In order to track all of the volunteers and their training completions, Olman was aided by Silke Moeller, academic technologist in the Department of Psychology at the University. Moeller helped Olman set up a Canvas site, which is now doing all that work for her. Olman stressed that when you have to do a “pandemic pivot,” it’s important to be nimble, which Moeller was able to help facilitate.
Why is Classroom Partners Important?
Even though Murray Middle School is situated in the affluent neighborhood of St. Anthony Park, 58.5% of its student body qualifies for free and reduced lunch. Olman stated,
The public schools do not have the resources they need to do the job….You need equitable funding, reasonable class sizes..but we don’t live in that world. We can’t not educate the next generation and we can’t only educate the rich kids. This [program] might be a band-aid, but why not take advantage of all the resources we have? [Murray] is a 3-minute walk from the University. If this school can’t make up for it, what school can?
Olman believes that by simply providing extra human resources in the classroom, who take direction from and subordinate themselves to the teachers, they can positively impact student success.
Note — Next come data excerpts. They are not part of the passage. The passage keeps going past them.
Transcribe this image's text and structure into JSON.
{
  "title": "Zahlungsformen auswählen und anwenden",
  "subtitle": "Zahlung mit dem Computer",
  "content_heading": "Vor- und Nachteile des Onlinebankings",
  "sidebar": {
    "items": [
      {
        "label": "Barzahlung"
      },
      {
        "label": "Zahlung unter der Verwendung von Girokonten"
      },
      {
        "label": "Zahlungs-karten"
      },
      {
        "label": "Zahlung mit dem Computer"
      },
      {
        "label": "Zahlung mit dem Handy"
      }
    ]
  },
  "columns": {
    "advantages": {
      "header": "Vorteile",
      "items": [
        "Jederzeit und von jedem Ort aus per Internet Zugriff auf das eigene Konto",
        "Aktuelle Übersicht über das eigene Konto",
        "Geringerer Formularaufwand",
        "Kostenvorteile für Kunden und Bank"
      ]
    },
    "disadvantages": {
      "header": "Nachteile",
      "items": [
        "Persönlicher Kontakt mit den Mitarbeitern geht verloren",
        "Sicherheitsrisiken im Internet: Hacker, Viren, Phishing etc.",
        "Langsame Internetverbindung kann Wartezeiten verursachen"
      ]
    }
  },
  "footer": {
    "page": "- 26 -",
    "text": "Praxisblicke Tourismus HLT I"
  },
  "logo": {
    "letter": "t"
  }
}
Also, the middle schoolers look up to these University student volunteers, which matters because Olman hopes it will help the younger students envision themselves there someday. Pipelines don’t just happen. Rather, they are built through relationships, community, and creating space where one is free to ask questions.
In addition to hopefully benefitting the middle schoolers, Olman suspects that the University student volunteers too will be positively impacted. Toward that end, volunteers participate in weekly reflection circles in small groups. These groups are designed to support experiential learning by giving volunteers space to reflect on their experiences and use them to create new plans for impacting the world around them. Additionally, Olman and Seth Thompson, Director of Outreach in the College of Biological Sciences, are partnering with Murray to create an assessment structure that will help measure the impact of the support on both middle school students and University students.
Classroom Partners will start joining classrooms the week of October 12. Olman is eager to watch the relationships grow and to learn more about how the University can support the leadership at Murray Middle School as they teach the next generation how to work for positive change in their world.
Cheryl Olman is an Associate Professor in the Department of Psychology at the University of Minnesota. In 2019, she was awarded the Horace T. Morse-University of Minnesota Alumni Association Award for Outstanding Contributions to Undergraduate Education.